USA – At the recent Open Compute Project (OCP) Global Summit in San Jose, Nvidia revealed its decision to contribute vital aspects of its Blackwell accelerated computing platform to the OCP.
This initiative aims to enhance collaborative development and access to advanced computing technologies within the data center community.
This ambitious project will feature 64 GB200 NVL72 racks and 4,608 Tensor Core GPUs, aimed at driving innovations in cancer research, LLM development, and smart city projects, with full deployment expected by 2026.
A notable project utilizing the GB200 NVL72 is the Hon Hai Kaohsiung Super Computing Center in Taiwan, in collaboration with Foxconn.
Nvidia’s contribution includes key design elements of its full rack Blackwell system, the GB200 NVL72.
This encompasses details on rack architecture, compute and switch tray mechanics, specifications for liquid cooling and thermal environments, and volumetric data for the NVLink cable cartridge.
GB200 NVL72: A powerful computing solution
The GB200 NVL72 rack is designed to facilitate the training of large language models (LLMs) with up to 27 trillion parameters.
It features 36 GB200 Grace Blackwell superchips, interlinked with 36 Grace CPUs and 72 Blackwell GPUs, delivering a remarkable 720 petaflops of training performance and 1.4 exaflops of inferencing capability.
The system employs liquid cooling technology and utilizes NVLink, which boasts a bandwidth of 1.8 TB/s, allowing the entire system to function as a singular massive GPU.
The Blackwell GPU, which is central to this system, is Nvidia’s latest innovation. Comprised of 208 billion transistors and manufactured using TSMC’s 4nm process, a single Blackwell GPU can train a 1-trillion-parameter model.
Nvidia claims this new chip offers up to 30 times the speed of its predecessor, the Hopper GPU. Notably, the energy efficiency of the Blackwell GPUs also stands out.
For instance, while training a 1.8 trillion parameter model previously required 8,000 Hopper GPUs and consumed 15 megawatts of power, the Blackwell GPUs can accomplish this with just 2,000 units, consuming only 4 megawatts.
Enhancing open standards and interoperability
Nvidia has a history of contributing to OCP, having previously introduced the NVIDIA HGX H100 baseboard, which has become a standard in AI servers, and the NVIDIA ConnectX-7 adapter, which serves as the foundation for the OCP Network Interface Card (NIC) 3.0.
Nvidia also announced plans to expand NVIDIA Spectrum-X support for OCP standards. According to Nvidia CEO Jensen Huang, this collaboration aims to establish specifications and designs that can be widely adopted across data centers, thereby enhancing the overall landscape of accelerated computing.
By promoting open standards, Nvidia is working to maximize the potential of AI technologies for organizations worldwide.

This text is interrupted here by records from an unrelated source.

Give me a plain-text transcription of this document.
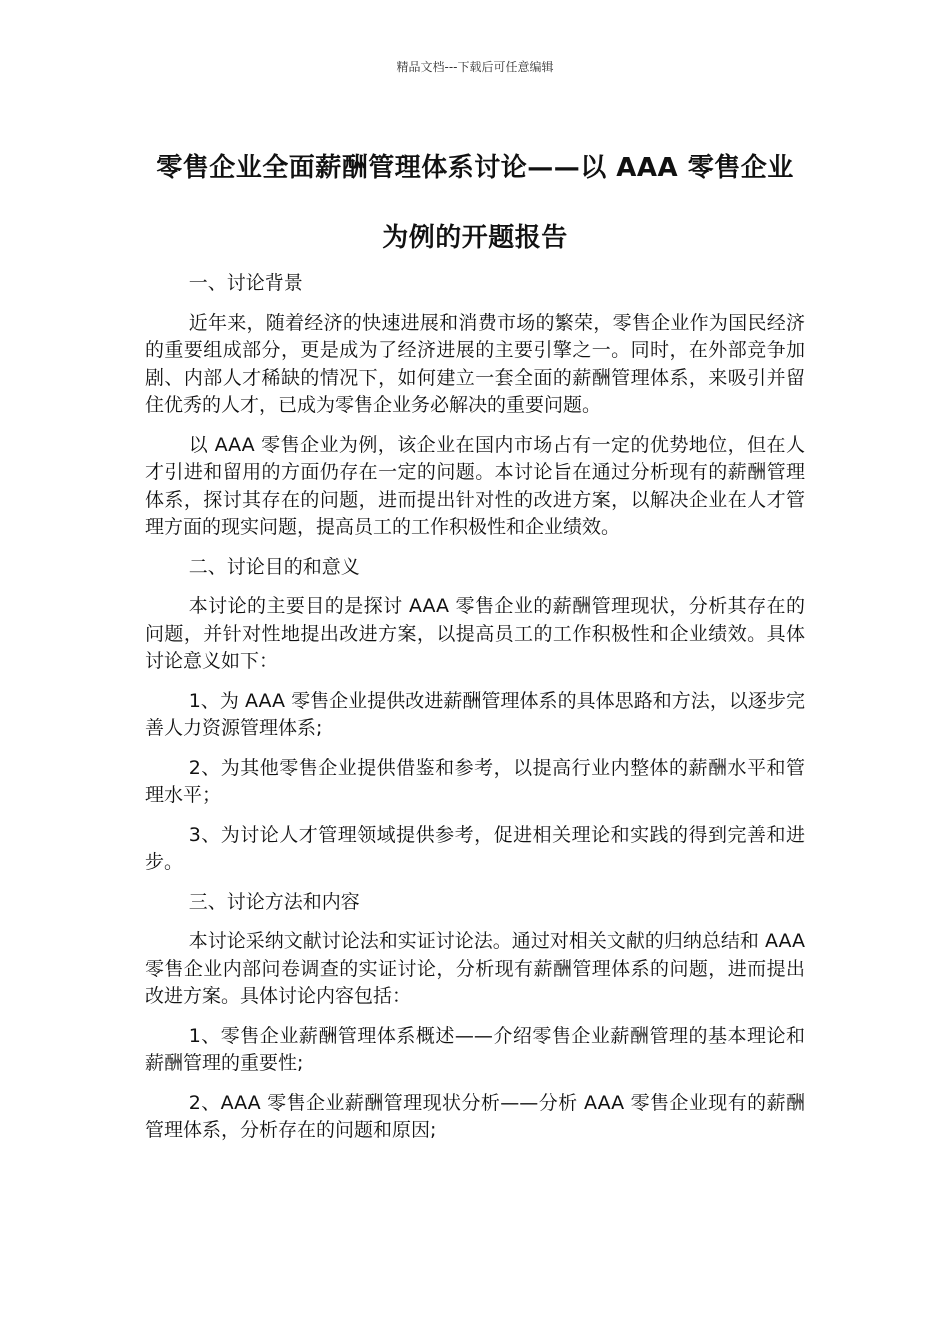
精品文档---下载后可任意编辑
零售企业全面薪酬管理体系讨论——以 AAA 零售企业为例的开题报告

一、讨论背景

近年来，随着经济的快速进展和消费市场的繁荣，零售企业作为国民经济的重要组成部分，更是成为了经济进展的主要引擎之一。同时，在外部竞争加剧、内部人才稀缺的情况下，如何建立一套全面的薪酬管理体系，来吸引并留住优秀的人才，已成为零售企业务必解决的重要问题。

以 AAA 零售企业为例，该企业在国内市场占有一定的优势地位，但在人才引进和留用的方面仍存在一定的问题。本讨论旨在通过分析现有的薪酬管理体系，探讨其存在的问题，进而提出针对性的改进方案，以解决企业在人才管理方面的现实问题，提高员工的工作积极性和企业绩效。

二、讨论目的和意义

本讨论的主要目的是探讨 AAA 零售企业的薪酬管理现状，分析其存在的问题，并针对性地提出改进方案，以提高员工的工作积极性和企业绩效。具体讨论意义如下：

1、为 AAA 零售企业提供改进薪酬管理体系的具体思路和方法，以逐步完善人力资源管理体系;

2、为其他零售企业提供借鉴和参考，以提高行业内整体的薪酬水平和管理水平；

3、为讨论人才管理领域提供参考，促进相关理论和实践的得到完善和进步。

三、讨论方法和内容

本讨论采纳文献讨论法和实证讨论法。通过对相关文献的归纳总结和 AAA 零售企业内部问卷调查的实证讨论，分析现有薪酬管理体系的问题，进而提出改进方案。具体讨论内容包括：

1、零售企业薪酬管理体系概述——介绍零售企业薪酬管理的基本理论和薪酬管理的重要性;

2、AAA 零售企业薪酬管理现状分析——分析 AAA 零售企业现有的薪酬管理体系，分析存在的问题和原因;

Bridging the AI hardware gap
Nvidia’s contributions reflect a growing trend toward open hardware in the AI and high-performance computing (HPC) arenas.
By sharing parts of its Blackwell platform, Nvidia aims to make advanced computing technologies more accessible, which can improve interoperability with other open systems.
This initiative supports the expansion of the AI and HPC ecosystem, providing developers with more opportunities to leverage cutting-edge computing solutions for scientific research and large-scale applications.
As AI models become increasingly complex, particularly with the emergence of multi-trillion parameter models, the demand for scalable computing infrastructure rises.
By democratizing access to AI technology, Nvidia’s contributions can help ensure that the necessary hardware for training and deploying these models is available to a wider range of organizations, particularly in scientific fields where robust computing resources are essential.
Major developments in AI infrastructure
In a related event at Lenovo Tech World 2024, Jensen Huang partnered with Lenovo CEO Yuanqing Yang to unveil the Lenovo Hybrid AI Advantage, a comprehensive platform designed to enhance AI capabilities across enterprises.
This initiative aims to combine Lenovo’s infrastructure with Nvidia’s accelerated computing solutions to foster innovation and productivity.
The two leaders emphasized the importance of energy-efficient AI infrastructure, underscoring that speed directly correlates with performance and sustainability.
Lenovo’s 6th Generation Neptune Liquid Cooling solution exemplifies this commitment, significantly reducing power consumption while supporting AI workloads.